- From: Bijan Parsia <bparsia@isr.umd.edu>
- Date: Mon, 1 Dec 2003 08:28:12 -0500
- To: Drew McDermott <drew.mcdermott@yale.edu>
- Cc: www-rdf-rules@w3.org
On Sunday, November 30, 2003, at 04:58 PM, Drew McDermott wrote: > [Bijan Parsia] > ... except that > Shirky seems to be arguing, if against anything, against formality > and, > you in so far as I can read your computation vs. deduction > paragraph as > a half-agreement with Shirky, seem to agree, but I know that's > wrong. > > I'm in favor of formalizing that which can be formalized. Like > Wittgenstein.
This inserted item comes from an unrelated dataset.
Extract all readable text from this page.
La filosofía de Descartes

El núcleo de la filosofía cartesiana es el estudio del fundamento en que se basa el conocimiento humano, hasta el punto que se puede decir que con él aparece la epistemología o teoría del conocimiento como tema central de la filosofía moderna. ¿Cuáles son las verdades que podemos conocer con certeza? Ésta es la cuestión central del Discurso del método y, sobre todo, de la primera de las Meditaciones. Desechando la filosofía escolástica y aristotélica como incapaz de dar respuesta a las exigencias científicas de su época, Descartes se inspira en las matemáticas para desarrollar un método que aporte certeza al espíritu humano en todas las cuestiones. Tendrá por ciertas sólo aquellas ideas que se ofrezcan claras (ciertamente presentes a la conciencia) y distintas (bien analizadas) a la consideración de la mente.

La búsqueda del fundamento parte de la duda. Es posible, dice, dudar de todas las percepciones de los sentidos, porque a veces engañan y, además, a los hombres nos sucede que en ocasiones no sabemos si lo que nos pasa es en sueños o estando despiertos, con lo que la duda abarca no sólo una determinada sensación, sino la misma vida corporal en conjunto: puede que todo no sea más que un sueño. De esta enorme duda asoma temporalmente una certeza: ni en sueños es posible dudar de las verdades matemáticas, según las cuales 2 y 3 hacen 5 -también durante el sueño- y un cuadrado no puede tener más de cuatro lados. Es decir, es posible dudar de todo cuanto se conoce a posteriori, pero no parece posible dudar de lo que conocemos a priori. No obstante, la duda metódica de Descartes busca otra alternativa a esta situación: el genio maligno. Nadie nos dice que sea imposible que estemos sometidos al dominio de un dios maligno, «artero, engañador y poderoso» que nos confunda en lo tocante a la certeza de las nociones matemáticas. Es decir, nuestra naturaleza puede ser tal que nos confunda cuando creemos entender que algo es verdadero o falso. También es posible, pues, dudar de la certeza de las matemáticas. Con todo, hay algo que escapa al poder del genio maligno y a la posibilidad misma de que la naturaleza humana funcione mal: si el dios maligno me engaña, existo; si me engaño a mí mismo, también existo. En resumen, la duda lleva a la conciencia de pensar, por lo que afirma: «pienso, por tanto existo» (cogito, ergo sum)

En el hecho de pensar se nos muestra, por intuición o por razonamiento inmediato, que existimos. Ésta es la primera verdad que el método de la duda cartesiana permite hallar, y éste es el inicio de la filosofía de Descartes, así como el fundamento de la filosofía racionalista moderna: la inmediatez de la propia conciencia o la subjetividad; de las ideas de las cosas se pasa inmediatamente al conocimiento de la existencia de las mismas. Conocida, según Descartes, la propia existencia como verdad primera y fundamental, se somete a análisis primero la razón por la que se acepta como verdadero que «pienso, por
Wittgenstein can be formalized??!!??! :) > I think the semantic web is going to be important in areas that have a > reasonable expectation of being formalizable, including things like > routine commercial transactions, certain kinds of information > retrieval, route planning, scheduling, optimization given well-defined > objective functions, combination of evidence sources for narrowly > circumscribed domains, and so forth. But even in these domains > deduction has no special status except that it is the most > conservative inference technique around. So, who disagrees? In the recent debate twixt NAFers and \+NAFers, I didn't see anyone arguing that non-mon was *pointless*, or *unnecessary* (at least, in the long run). The arguments were more that we didn't know how to do it (right) (at least, for RDF and OWL) and we should, short term, stick with what we know. Since everyone and their ferret agrees that a reasoner is going to be a *component* of any real world Semantic Web software or agent, I don't any non-choir folks to preach to (on this point). (I think there's also general agreement that there might be all sorts of "reasoning services" that express their stuff in OWL or RDF, but reason invalidly. They just aren't standardized by the current documnents.) It's sorta like Shirky's "Oh, a global, monolithic ontology is just a bad idea". Well, ahem, *yeah*, and, while not universal, being against such things is a very *strong* trend in Semantic Web circles. Oh, to add a comment on an unrelated thread: Yay, explicit quantifiers, but it's not just prolog or nomalization envy. Description Logics generally have both implicit (e.g., for class or property subsumption axioms) and explicit (someValuesFrom, allValuesFrom, and the cardinalities) quantifiers. So does OWL. Hence, so does OWL Rules. This isn't fully satisfying, I agree, of course. Cheers, Bijan Parsia.